Pour accélérer la netralisation, il est indispensable qu’il se trouve dans la solution un métal réfractaire ; c’est-à-dire de l’or, de l’argent ou du titane. « La vitesse de dégradation de la matière dépend de son environnement chimique, c’est-à-dire des électrons extérieurs de ses atomes. Il est évident que nous modifions leur configuration électronique grâce au fait que les nanoparticules sont capables de renforcer localement le champ électromagnétique du laser », explique Chafeïev.

Des conclusions à la pratique

À l’heure actuelle, le groupe de Chafeïev attend la confirmation de ses résultats par l’Institut unifié de recherches nucléaires (Russie). Pour les besoins de l’expérience, leurs collègues apporteront au laboratoire un gamma-spectromètre à base de germanium hyper pur. Avec l’aide de cet appareil, il sera possible de surveiller le processus en temps réel. Une expérience de contrôle sera menée avec du césium 137.

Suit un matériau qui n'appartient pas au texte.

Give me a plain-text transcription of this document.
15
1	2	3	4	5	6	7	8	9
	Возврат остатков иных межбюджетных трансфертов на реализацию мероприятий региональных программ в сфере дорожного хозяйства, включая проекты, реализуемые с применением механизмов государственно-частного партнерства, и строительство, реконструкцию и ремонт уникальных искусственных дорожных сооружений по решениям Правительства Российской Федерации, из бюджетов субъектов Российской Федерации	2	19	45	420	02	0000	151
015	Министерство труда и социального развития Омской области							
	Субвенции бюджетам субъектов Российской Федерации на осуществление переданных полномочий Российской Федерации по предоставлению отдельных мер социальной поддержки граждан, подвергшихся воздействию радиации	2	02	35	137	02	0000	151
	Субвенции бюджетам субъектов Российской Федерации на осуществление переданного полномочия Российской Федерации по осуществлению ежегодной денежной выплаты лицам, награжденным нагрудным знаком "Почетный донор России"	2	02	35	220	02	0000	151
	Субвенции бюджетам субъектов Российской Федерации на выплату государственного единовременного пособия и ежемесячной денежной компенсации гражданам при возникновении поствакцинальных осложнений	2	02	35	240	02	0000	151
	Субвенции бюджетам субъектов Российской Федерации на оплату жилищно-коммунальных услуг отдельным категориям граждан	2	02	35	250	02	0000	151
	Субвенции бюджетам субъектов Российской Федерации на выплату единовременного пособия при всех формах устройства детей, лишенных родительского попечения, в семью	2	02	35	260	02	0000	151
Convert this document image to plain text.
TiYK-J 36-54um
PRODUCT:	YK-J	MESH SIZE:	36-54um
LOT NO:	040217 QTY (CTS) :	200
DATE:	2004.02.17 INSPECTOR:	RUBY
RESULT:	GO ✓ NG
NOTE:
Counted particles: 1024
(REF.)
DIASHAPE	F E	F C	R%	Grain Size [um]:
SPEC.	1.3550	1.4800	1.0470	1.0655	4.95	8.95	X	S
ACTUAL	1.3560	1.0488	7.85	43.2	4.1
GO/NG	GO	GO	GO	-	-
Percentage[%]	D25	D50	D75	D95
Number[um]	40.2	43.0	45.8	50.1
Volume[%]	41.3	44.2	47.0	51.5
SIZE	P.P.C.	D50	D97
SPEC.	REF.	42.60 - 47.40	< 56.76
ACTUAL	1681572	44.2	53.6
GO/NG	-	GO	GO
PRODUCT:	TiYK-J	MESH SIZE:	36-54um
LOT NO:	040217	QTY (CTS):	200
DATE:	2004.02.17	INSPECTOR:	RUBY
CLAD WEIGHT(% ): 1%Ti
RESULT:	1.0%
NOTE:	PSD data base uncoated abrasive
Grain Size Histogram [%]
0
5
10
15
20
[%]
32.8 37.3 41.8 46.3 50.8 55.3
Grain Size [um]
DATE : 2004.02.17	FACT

« Il est indispensable de constater le processus de ses propres yeux, et ensuite d’y chercher une explication. Avec une expérience de plus de cinquante ans dans le domaine de la physique nucléaire expérimentale, j’ai du mal à croire à une accélération massive de la désintégration du noyau sous l’effet d’un rayon laser ou d’un environnement chimique spécifique », affirme Sarkis Karamian, chercheur en chef du Laboratoire des réactions nucléaires de l’IURN.

Les chercheurs réfléchissent déjà aux applications concrètes du futur système. Il est peu probable qu’il permette de neutraliser les radiations sur la terre ferme, comme à Tchernobyl, car la capacité de pénétration du laser dans le sol se mesure en microns. Mais en ce qui concerne l’eau, de grandes possibilités s’ouvrent.

« Bien sûr, on peut accumuler de la terre et la traiter ensuite, explique Chafeïev, mais dans notre cas il est plus pratique de travailler avec des solutions. Par exemple, à Fukushima, d’où se déversent encore aujourd’hui du tritium et du césium, ce système pourrait largement améliorer la situation ».